“Then we hunt him down.”
My throat tightens, but not with fear.
With resolve.
I lean back against the van wall again and close my eyes.
My hands are still stained.
But now, they’re mine.
Chapter 10 – Dario
The alley behind Rossa’s Tap smells like mildew, old whiskey, and memories I can’t wash off.
Viviana walks beside me, arms tucked into her jacket, eyes sharp even though her hands are buried in her pockets. We haven’t said much since the pier. Not since she killed that man and didn’t break apart after.
She’s walking different now. Shoulders back. Chin up.
The storm inside her hasn’t passed—it’s just started taking shape.
I push the metal door open and let her step in first.
The bar’s long closed. Dust clings to the cracked vinyl stools like it never learned to settle. A single red light bleeds through the window slats. The smell of stale beer lingers under the colder scent of winter pressing against the walls.
She pauses in the doorway.
“This where you’re hiding the rest of the bodies?” she asks lightly.
I nod toward the backroom. “Just the ones that matter.”
She doesn’t smile, but her eyes flick to me—watching, measuring.
I lead her past overturned chairs and old crates. A space heater clicks to life in the corner, more noise than warmth.
The room at the back hasn’t changed since the night everything went sideways. Cracked floor. Splintered table shoved against the wall. One bulb overhead, hanging by a wire, casting long shadows over the pockmarked concrete.
“This is it?” she asks, stepping inside.
“Yeah.”
Her voice is quiet. “The drop that went bad.”
I nod once. “The place Massimo bled out.”
She doesn’t move to sit. Just looks around. Like she’s memorizing it. Like she’s seeing it through my eyes before I can even say the words.
I don’t know what made me bring her here. Maybe I’m tired of carrying this memory around like it still belongs to me.

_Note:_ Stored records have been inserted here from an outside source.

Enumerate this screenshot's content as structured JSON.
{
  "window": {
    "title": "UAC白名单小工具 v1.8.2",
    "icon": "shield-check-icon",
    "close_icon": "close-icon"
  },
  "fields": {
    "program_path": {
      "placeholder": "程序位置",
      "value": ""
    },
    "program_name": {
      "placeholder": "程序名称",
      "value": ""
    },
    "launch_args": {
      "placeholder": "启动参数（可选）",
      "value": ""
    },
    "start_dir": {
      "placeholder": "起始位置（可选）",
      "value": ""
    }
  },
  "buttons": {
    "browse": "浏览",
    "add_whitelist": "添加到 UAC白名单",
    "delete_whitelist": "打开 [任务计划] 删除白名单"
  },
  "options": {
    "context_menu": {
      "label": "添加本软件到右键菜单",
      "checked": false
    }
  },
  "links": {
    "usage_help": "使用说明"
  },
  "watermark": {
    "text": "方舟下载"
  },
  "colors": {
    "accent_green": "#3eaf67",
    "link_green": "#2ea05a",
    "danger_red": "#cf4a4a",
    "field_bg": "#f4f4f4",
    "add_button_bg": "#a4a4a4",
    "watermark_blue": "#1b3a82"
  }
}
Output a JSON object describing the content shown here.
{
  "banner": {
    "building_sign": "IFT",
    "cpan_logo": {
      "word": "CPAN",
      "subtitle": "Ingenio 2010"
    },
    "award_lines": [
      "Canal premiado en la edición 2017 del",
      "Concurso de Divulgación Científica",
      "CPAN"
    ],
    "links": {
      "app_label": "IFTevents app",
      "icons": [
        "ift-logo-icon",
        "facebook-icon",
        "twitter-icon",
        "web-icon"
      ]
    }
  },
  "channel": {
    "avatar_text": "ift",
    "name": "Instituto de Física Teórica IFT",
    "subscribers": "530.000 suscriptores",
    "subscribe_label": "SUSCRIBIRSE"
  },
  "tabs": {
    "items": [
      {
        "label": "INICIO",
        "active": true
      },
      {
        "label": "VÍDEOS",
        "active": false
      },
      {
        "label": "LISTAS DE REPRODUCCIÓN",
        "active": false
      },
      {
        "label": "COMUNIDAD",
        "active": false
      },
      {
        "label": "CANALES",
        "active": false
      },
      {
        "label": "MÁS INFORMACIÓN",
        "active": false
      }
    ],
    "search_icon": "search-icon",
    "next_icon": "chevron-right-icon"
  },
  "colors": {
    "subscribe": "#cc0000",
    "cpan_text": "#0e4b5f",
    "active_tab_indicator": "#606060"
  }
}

Maybe I want her to see the wreckage up close, so she understands why I keep waking up with blood on my hands and ghosts in my chest.

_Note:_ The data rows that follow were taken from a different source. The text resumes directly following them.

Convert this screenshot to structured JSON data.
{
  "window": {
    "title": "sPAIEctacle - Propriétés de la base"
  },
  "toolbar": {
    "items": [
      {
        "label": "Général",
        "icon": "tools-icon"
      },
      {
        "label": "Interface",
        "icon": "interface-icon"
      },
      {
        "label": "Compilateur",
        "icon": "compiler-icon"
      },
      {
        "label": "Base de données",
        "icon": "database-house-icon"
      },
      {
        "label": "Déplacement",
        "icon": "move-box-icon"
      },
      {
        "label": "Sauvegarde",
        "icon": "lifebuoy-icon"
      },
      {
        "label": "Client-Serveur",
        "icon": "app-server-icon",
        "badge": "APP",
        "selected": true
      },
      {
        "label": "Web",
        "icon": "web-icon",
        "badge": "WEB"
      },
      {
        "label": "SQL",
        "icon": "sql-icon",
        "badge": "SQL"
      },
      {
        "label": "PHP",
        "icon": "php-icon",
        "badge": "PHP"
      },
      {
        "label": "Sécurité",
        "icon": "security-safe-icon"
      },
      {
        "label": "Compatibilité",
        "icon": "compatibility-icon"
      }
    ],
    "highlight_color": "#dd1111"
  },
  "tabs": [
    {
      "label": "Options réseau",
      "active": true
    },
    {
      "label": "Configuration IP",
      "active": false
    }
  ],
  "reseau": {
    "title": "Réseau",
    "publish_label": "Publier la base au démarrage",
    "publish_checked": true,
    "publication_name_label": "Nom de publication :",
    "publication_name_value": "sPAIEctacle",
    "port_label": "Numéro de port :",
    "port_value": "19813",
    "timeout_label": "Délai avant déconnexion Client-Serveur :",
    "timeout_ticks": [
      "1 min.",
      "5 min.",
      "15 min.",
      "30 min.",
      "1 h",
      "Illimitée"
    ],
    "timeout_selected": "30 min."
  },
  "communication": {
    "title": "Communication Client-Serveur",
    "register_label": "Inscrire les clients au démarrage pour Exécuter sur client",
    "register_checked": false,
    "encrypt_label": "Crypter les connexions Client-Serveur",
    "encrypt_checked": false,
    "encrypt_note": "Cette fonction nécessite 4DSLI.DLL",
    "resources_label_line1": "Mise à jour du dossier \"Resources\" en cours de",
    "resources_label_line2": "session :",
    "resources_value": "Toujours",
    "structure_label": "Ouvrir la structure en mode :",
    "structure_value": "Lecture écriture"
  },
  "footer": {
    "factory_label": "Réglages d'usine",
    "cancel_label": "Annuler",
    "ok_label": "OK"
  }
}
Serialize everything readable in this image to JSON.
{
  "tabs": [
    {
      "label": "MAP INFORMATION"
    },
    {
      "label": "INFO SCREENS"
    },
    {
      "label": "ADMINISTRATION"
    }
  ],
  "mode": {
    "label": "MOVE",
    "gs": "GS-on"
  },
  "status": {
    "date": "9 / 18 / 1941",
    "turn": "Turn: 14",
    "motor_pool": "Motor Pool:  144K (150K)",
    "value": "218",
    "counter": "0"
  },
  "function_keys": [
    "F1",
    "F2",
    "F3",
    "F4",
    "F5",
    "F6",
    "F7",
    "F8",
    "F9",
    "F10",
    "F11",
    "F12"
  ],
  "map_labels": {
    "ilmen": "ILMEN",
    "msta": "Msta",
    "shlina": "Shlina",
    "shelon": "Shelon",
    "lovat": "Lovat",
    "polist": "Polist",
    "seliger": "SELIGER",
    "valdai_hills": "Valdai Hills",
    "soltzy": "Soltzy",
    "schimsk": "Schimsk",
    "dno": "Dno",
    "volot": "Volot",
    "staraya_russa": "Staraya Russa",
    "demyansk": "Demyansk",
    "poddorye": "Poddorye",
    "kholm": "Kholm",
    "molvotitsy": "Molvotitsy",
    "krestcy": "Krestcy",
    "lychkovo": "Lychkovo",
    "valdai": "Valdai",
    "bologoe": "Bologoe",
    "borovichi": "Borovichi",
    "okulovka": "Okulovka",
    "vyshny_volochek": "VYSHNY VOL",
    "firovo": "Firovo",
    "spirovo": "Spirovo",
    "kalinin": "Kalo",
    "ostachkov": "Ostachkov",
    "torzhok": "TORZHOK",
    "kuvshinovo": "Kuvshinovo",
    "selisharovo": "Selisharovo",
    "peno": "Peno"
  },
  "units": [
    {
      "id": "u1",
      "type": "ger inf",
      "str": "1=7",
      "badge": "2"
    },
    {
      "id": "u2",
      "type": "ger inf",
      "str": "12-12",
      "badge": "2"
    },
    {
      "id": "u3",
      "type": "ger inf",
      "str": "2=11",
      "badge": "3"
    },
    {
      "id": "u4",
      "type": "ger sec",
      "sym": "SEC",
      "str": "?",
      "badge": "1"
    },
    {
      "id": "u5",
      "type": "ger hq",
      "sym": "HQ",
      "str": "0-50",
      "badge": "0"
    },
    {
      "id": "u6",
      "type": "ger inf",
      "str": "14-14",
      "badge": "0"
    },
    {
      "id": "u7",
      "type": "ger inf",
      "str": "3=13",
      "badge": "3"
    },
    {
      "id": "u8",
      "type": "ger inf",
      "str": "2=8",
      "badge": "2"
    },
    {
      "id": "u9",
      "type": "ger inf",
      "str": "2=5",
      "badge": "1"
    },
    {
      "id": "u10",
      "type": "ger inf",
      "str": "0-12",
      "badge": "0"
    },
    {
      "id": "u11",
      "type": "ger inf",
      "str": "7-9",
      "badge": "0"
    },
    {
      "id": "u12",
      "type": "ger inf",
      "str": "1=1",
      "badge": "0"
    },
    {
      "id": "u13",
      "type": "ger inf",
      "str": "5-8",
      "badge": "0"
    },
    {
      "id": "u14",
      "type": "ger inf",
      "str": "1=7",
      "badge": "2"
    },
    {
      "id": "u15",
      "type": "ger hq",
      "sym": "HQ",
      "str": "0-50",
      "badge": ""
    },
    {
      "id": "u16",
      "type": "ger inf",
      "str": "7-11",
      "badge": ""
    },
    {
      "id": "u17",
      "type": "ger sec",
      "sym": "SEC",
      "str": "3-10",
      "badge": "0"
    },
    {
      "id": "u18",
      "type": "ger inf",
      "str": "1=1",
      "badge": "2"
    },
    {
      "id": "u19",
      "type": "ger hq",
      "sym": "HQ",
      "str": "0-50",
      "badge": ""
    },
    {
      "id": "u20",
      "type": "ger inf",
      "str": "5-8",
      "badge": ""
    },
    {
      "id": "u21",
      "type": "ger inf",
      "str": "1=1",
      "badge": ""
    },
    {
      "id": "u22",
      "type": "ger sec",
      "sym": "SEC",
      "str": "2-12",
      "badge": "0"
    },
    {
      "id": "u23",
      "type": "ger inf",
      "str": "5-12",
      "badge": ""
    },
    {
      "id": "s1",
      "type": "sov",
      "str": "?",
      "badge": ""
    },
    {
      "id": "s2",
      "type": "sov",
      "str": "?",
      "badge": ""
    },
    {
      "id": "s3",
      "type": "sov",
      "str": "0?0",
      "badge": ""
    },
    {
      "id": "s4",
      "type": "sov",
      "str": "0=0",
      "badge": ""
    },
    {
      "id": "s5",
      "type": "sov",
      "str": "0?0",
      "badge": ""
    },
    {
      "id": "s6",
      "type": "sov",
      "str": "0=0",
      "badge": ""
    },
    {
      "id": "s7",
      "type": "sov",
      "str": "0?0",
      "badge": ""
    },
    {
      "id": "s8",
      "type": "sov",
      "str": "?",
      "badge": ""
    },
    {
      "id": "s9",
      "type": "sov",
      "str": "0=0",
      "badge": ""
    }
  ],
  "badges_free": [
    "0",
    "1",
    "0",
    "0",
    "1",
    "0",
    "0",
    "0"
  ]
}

Maybe I just want to see if she’ll leave.
She doesn’t.
I pull the manifest from my jacket and set it on the table. The pages are creased from too many hours of tracing the codes like they’ll spell out salvation if I just read them in the right light.
Viviana steps closer. Her fingertips graze the paper. “This line—SP-7. It’s linked to the earlier shipment, isn’t it?”
“Yeah. Same origin trail. Just relabeled.”